‘The Best Man: The Final Chapters’ Becomes First Peacock Original Series to Make Nielsen Top 10 Streaming List

Streaming provider Peacock had a big win at Nielsen thanks to the success of The Best Man: The Final Chapters series.

After its December 22 premiere on Peacock, The Best Man: The Final Chapters became Peacock’s first original project to make Nielsen’s Top 10 streaming rankings, Variety reported. Data shows in within four days of its premiere, the series ranked at No. 5 on Nielsen’s Top 10 Streaming Originals chart for the Dec. 19-25 viewing period.

The ranking made The Final Chapters Peacock’s biggest series debut to date, topping the previous titleholder, Bel-Air, Peacock’s dramatic reimagining of the ’90s sitcom, The Fresh Prince of Bel-Air. According to Nielsen, The Best Man: The Final Chapters also closed out 2022 and opened 2023 as the No. 1 streaming series among Black audiences.

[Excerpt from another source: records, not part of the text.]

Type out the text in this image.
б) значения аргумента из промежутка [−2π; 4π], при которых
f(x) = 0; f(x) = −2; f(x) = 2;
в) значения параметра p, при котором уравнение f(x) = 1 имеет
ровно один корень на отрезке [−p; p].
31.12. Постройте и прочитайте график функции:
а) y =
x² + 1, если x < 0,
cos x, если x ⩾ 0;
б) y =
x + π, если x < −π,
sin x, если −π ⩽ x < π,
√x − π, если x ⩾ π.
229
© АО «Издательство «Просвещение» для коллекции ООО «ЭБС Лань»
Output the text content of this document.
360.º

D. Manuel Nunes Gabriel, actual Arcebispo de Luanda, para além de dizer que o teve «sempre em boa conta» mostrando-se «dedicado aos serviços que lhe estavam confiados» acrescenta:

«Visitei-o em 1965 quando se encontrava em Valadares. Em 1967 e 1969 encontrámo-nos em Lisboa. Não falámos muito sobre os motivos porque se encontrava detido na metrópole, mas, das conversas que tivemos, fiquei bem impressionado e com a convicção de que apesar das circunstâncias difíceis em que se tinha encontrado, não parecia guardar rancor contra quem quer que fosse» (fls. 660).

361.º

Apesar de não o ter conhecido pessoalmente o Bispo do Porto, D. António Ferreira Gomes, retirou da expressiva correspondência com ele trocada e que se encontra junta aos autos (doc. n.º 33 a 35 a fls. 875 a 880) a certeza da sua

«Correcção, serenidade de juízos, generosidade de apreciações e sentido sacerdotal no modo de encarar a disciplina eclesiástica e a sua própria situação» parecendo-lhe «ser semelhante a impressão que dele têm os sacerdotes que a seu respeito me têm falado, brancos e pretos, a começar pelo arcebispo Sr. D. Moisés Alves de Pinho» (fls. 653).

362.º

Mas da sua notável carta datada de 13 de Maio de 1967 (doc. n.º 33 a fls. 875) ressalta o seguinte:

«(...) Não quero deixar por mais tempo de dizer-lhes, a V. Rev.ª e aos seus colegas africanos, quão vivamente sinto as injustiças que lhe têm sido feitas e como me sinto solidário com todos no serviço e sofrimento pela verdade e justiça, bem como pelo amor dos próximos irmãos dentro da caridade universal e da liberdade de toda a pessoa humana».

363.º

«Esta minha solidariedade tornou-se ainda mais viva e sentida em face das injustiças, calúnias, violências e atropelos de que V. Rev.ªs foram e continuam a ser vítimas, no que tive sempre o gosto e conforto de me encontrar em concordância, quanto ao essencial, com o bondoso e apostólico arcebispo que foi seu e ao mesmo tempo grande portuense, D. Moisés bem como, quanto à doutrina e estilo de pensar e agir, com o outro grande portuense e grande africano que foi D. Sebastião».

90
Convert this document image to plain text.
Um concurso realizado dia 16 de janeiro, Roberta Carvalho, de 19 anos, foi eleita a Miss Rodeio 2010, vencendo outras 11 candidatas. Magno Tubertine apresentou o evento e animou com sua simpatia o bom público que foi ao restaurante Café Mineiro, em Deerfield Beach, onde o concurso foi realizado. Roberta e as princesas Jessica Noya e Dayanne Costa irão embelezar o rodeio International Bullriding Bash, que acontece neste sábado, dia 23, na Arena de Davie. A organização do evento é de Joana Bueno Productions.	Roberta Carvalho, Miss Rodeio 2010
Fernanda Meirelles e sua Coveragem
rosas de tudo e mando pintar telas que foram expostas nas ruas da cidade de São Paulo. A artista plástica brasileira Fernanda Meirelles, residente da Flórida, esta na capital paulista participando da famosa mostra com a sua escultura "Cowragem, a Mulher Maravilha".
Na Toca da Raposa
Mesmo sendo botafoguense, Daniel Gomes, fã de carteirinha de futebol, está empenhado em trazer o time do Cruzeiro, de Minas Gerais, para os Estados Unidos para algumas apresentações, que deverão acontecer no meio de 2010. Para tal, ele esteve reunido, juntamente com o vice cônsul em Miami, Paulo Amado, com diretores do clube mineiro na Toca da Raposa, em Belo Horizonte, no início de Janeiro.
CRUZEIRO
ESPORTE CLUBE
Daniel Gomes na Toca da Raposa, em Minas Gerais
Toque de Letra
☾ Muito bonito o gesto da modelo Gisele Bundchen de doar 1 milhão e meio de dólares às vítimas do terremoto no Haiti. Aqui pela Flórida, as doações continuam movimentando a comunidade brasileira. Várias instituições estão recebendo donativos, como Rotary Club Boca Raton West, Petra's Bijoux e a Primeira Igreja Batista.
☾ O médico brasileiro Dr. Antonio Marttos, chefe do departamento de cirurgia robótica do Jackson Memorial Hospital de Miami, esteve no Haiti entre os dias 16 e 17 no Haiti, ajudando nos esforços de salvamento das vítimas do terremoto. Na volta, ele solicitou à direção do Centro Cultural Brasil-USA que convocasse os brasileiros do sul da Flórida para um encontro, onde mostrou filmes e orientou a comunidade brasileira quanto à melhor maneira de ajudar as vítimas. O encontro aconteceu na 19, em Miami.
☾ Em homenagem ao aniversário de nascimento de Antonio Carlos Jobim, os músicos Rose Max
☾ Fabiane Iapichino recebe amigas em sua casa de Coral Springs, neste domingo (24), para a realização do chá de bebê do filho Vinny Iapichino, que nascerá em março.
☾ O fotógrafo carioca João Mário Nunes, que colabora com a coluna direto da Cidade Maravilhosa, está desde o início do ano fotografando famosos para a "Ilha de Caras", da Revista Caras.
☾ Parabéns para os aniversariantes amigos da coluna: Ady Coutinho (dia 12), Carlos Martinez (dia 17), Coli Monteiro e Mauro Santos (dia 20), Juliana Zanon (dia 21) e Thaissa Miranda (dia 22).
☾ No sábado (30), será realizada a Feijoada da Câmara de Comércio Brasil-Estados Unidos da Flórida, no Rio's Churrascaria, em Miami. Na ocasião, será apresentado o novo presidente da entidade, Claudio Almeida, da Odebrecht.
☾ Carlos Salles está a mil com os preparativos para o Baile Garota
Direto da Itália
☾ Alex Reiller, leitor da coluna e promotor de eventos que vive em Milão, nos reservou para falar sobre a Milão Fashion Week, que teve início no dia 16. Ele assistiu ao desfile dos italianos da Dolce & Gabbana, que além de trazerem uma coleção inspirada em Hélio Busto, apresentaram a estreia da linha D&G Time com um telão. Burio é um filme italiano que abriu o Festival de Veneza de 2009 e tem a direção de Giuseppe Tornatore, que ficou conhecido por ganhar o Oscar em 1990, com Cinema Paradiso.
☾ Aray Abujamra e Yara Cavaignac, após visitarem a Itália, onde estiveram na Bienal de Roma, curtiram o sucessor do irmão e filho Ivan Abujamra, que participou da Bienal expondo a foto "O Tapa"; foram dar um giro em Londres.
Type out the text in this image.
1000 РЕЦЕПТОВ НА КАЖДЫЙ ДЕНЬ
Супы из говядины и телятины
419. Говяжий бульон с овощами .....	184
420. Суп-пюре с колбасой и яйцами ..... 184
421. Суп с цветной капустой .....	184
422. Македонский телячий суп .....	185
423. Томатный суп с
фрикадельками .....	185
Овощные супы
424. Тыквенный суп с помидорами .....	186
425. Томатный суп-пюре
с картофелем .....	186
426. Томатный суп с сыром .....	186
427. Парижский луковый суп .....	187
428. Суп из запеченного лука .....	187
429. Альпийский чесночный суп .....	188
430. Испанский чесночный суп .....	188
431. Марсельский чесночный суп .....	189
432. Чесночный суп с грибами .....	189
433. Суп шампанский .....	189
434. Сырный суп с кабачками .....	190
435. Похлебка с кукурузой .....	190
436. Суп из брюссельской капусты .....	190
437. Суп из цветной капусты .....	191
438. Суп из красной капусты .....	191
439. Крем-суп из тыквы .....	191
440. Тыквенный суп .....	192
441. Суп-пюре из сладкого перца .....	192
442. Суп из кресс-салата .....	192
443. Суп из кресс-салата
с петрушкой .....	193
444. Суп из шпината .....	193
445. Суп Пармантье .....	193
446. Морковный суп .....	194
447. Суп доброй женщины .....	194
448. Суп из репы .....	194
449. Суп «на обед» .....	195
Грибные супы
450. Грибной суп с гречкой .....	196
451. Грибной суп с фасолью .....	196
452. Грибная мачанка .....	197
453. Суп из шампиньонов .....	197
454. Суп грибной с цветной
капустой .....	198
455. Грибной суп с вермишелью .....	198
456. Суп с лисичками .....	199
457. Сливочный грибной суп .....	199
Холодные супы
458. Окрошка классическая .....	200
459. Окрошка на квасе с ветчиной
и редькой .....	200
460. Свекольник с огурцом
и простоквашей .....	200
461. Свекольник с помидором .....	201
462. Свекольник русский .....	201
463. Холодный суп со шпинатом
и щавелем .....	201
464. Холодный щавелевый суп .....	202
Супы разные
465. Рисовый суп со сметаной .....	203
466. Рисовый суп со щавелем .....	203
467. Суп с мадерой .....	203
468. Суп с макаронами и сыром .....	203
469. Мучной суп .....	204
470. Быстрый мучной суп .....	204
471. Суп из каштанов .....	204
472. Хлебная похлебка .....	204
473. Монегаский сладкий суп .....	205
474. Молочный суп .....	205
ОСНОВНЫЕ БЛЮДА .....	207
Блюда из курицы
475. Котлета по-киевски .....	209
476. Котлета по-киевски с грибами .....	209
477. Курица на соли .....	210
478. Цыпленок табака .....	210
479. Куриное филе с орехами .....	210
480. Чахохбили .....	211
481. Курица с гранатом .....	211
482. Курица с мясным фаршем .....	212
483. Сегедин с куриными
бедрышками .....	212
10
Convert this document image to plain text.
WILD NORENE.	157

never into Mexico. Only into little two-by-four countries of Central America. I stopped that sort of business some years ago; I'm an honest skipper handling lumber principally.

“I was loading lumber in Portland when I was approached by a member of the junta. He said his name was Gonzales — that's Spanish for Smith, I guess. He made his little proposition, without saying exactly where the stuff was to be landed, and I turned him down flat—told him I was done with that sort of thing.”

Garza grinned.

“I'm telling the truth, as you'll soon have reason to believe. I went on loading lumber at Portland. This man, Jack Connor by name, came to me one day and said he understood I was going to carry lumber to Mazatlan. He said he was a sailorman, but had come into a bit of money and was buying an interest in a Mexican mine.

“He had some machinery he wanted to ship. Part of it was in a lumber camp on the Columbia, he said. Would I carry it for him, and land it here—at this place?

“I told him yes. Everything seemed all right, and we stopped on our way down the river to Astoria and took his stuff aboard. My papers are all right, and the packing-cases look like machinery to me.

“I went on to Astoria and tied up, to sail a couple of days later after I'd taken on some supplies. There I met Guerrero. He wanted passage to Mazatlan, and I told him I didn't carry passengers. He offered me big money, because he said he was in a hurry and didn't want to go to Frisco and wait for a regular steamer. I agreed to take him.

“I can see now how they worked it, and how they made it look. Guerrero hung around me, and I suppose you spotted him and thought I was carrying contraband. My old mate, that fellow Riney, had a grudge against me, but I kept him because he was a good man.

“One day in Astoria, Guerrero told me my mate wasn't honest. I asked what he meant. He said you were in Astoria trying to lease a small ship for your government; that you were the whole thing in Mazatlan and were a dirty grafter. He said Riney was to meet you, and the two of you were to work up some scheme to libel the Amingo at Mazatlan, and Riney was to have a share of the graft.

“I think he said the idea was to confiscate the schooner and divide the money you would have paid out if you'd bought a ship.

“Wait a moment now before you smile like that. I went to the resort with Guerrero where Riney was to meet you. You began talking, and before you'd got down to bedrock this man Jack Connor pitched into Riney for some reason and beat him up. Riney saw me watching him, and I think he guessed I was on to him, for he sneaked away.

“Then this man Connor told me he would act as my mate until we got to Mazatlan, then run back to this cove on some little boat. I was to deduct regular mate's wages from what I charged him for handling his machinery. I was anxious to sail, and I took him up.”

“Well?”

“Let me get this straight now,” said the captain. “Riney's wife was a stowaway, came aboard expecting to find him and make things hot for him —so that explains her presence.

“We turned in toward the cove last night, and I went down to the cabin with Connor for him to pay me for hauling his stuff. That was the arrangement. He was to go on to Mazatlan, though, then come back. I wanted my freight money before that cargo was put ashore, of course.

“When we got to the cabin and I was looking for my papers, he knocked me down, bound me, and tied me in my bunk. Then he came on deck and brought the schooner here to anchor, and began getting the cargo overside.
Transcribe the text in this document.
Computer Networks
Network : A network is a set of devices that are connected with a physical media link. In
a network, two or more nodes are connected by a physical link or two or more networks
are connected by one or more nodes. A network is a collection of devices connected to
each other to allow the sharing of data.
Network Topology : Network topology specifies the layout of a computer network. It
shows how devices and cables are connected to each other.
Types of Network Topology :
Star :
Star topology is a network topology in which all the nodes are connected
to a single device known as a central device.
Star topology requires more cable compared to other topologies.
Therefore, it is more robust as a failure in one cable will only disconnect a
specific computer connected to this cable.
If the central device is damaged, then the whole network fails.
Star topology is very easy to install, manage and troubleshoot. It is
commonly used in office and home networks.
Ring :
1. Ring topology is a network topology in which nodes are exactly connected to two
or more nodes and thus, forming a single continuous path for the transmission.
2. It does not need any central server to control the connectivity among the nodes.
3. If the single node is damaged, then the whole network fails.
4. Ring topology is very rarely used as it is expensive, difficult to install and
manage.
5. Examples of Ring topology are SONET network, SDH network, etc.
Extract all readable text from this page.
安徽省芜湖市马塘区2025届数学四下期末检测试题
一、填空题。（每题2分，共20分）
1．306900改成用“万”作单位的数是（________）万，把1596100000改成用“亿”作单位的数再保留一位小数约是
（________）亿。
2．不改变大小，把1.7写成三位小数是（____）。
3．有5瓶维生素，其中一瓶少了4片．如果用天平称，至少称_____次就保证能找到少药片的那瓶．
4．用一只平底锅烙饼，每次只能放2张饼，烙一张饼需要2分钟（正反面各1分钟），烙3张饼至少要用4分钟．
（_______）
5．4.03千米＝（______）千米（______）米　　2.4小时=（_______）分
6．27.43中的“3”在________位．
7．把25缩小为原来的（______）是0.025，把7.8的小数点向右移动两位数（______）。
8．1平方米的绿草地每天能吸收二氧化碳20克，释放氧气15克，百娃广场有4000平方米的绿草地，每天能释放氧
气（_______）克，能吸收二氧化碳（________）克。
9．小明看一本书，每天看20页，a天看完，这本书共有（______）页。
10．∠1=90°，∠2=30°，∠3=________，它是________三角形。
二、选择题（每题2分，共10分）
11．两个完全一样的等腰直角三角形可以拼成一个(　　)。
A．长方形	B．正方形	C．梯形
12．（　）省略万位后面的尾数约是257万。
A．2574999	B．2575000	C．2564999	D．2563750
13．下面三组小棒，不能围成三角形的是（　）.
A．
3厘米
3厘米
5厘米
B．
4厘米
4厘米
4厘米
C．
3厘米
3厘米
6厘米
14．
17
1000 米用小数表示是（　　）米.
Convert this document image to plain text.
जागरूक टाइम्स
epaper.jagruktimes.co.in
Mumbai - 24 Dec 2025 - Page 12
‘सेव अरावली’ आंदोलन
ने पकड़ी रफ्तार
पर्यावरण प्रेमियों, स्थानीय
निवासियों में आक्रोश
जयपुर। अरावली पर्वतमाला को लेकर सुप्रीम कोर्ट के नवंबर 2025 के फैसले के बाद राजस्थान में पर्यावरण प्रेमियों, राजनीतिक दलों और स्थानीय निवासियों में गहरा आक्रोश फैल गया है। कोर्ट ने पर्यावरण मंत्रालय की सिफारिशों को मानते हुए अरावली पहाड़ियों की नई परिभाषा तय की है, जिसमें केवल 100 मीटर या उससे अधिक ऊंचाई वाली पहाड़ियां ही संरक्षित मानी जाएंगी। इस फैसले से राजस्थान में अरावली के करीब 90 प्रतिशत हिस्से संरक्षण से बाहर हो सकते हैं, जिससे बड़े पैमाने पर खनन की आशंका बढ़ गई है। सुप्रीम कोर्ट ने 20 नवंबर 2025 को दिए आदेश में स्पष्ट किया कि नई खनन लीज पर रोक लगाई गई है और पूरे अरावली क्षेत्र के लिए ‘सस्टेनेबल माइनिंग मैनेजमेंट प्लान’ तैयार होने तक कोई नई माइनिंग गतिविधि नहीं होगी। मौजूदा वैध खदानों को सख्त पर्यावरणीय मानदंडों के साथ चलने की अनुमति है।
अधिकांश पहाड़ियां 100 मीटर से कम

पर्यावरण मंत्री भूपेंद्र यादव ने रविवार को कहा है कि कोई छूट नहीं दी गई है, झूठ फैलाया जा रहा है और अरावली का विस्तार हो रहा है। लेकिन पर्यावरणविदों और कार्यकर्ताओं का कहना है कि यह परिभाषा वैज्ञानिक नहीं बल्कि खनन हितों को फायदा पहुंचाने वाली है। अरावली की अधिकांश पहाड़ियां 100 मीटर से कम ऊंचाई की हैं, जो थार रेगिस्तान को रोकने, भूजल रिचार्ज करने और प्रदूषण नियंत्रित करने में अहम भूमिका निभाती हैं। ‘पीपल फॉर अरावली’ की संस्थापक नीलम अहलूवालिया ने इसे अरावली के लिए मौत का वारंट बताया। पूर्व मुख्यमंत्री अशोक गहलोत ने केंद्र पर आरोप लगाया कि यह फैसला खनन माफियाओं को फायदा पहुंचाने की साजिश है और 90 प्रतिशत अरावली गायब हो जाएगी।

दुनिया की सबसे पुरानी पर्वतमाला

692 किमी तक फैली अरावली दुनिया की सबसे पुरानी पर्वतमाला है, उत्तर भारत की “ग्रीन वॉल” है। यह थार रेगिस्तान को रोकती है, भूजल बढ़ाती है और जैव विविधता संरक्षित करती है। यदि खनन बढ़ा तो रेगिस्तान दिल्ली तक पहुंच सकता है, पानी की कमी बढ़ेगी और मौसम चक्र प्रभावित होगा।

Along with the previous record set by Bel-Air, Peacock’s biggest success in original series are within Black content that taps into the nostalgia of the 90s.

The Best Man: The Final Chapters is the third installment of the beloved 1999 romantic comedy, The Best Man, and the 2013 sequel, The Best Man Holiday. The Peacock series catches up with the characters from the original film as they navigate the unpredictable stages of midlife crisis meets midlife renaissance.

It stars Taye Diggs, Morris Chestnut, Regina Hall, Terrence Howard, Sanaa Lathan, Nia Long, Harold Perrineau, and Melissa De Sousa. Writer and creator Malcolm D. Lee of Blackmaled Productions served as executive producer alongside Dayna Lynne North of Loud Sis Productions, Blackmaled’s Dominique Telson, and Hivemind’s Sean Daniel.

“I felt like it was a story that was universal, that everyone would be able to relate to, had cultural specificity, and it was going to feed an audience that was really hungry for it,” Lee told one outlet. “But just so happens that it was the right story to tell with The Best Man Holiday and I really wanted to give the characters something more adult to deal with.”